The mustard and DF will be neutralised slightly differently. ‘[Mustard] will be hydrolysed using a batch process facilitated by the titanium reactor at a ratio of approximately 13.5 parts 95°C water to one part ambient [mustard],’ explains Blades. The mustard breaks down in hot water to hydrochloric acid and thiodiglycol. The second step is to adjust the effluent’s pH to neutral using sodium hydroxide. ‘DF will be hydrolysed as a continuous feed process using a ratio of five parts ambient-temperature water to one part ambient-temperature DF,’ he says. DF breaks down to methyl phosphonic acid and hydrogen fluoride. A batch process using sodium hydroxide will again be used to adjust the pH. On board the ship there are approximately 220 ISO containers, each capable of holding 6600 gallons of water or caustic solution. The ship can desalinate additional water if required. 

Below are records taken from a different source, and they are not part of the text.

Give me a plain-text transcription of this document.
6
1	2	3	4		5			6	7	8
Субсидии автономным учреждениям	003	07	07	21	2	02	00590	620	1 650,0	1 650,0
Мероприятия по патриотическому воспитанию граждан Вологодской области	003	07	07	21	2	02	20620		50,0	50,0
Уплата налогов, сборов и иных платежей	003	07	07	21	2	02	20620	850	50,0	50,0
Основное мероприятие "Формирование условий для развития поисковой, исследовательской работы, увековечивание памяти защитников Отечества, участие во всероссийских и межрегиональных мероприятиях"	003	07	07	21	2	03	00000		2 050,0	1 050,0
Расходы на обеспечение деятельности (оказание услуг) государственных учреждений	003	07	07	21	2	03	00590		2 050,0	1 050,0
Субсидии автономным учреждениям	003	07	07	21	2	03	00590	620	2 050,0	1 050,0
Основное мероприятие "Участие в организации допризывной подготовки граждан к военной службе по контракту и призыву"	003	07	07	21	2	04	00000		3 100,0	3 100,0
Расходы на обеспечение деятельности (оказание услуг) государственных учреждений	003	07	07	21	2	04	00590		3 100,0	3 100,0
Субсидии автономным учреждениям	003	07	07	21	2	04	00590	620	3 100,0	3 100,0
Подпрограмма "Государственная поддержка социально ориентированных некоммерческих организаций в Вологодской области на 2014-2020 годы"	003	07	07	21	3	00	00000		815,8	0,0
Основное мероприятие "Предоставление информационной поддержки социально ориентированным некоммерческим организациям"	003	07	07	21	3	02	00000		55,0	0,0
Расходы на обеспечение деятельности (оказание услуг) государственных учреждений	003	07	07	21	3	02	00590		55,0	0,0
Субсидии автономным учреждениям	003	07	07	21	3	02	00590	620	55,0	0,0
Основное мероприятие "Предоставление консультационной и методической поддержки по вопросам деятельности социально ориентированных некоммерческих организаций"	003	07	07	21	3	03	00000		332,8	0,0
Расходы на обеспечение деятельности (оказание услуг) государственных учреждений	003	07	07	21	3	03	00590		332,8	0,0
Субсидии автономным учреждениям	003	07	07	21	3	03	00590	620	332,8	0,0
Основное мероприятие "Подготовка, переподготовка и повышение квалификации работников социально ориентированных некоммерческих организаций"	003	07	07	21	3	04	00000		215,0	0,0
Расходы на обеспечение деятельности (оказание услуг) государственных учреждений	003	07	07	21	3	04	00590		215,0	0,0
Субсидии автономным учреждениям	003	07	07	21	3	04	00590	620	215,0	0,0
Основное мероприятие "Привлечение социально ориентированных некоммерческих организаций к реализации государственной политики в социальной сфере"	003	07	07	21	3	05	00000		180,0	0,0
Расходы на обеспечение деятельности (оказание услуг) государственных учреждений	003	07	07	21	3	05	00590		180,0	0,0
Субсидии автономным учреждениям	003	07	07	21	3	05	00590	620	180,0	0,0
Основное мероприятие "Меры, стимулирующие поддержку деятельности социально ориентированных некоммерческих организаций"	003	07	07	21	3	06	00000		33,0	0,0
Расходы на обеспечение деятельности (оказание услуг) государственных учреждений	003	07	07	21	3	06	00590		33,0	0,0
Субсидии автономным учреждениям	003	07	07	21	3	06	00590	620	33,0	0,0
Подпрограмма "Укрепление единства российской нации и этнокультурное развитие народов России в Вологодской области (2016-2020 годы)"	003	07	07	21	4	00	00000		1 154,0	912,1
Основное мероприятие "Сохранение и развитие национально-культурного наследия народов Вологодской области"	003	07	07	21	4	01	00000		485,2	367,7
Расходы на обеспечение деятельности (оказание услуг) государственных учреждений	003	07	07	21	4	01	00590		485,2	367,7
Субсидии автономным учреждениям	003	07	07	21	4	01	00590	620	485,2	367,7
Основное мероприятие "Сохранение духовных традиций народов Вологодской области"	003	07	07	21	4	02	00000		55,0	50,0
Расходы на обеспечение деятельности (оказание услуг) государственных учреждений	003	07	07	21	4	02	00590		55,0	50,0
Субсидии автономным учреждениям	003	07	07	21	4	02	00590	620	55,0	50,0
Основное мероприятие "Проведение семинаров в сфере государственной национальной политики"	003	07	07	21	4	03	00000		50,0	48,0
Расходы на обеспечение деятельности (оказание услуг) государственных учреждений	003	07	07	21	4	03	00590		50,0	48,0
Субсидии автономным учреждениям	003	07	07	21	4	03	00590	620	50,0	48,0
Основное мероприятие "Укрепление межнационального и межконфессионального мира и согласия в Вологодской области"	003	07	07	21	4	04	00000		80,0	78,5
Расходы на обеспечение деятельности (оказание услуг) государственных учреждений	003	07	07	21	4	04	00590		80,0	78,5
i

‘The neutralisation process generates hazardous waste effluent in volumes of five to 13.5 times the volume of chemical warfare material being treated. These materials are similar to standard industrial chemicals, containing less than 0.1% agent, that are regularly processed by commercial facilities,’ says Blades. This effluent will be stored in the empty ISO containers. After all the chemicals have been neutralised, the Cape Ray will sail to Germany and then Finland to deliver the two effluents for incineration...
That whole "plugging up the valves" part sounds awful -- the "up the pressure and break it loose" solution probably doesn't work well there. Don't forget, the MV Cape Ray also has analytical chemists on board!:
There is an analytical laboratory on board the Cape Ray containing GC–MS instruments. Before the hydrolysis begins ‘analytical chemists in this laboratory will verify the identity of the neat agent, ensuring the chain of custody at the point of destruction,’ explains Forman. ‘After neutralisation, GC–MS analysis would again be used, this time to determine that the neutralisation has gone to completion.’
Pretty neat. Read the whole thing!


  1. "It was decided to destroy around 120 tonnes of isopropanol, which can be mixed with DF to make sarin, in Syria." That seems a bit silly. I can't imagine that's all the rubbing alcohol they have in Syria.

  2. Hi 'anonymous', you've made a valid point. And it's not just the isopropanol that has other 'peaceful' uses, many of these chemicals have a battery of other harmless uses. But the Chemical Weapons Convention dictates that if the chemicals have been made for the specific purpose of being used to make chemical agents, they must to be destroyed regardless. When I was quizzing the UK MOD guys about this, they said no one would want to reuse the chemicals if they were permitted too anyway - due to purity and general bad PR concerns.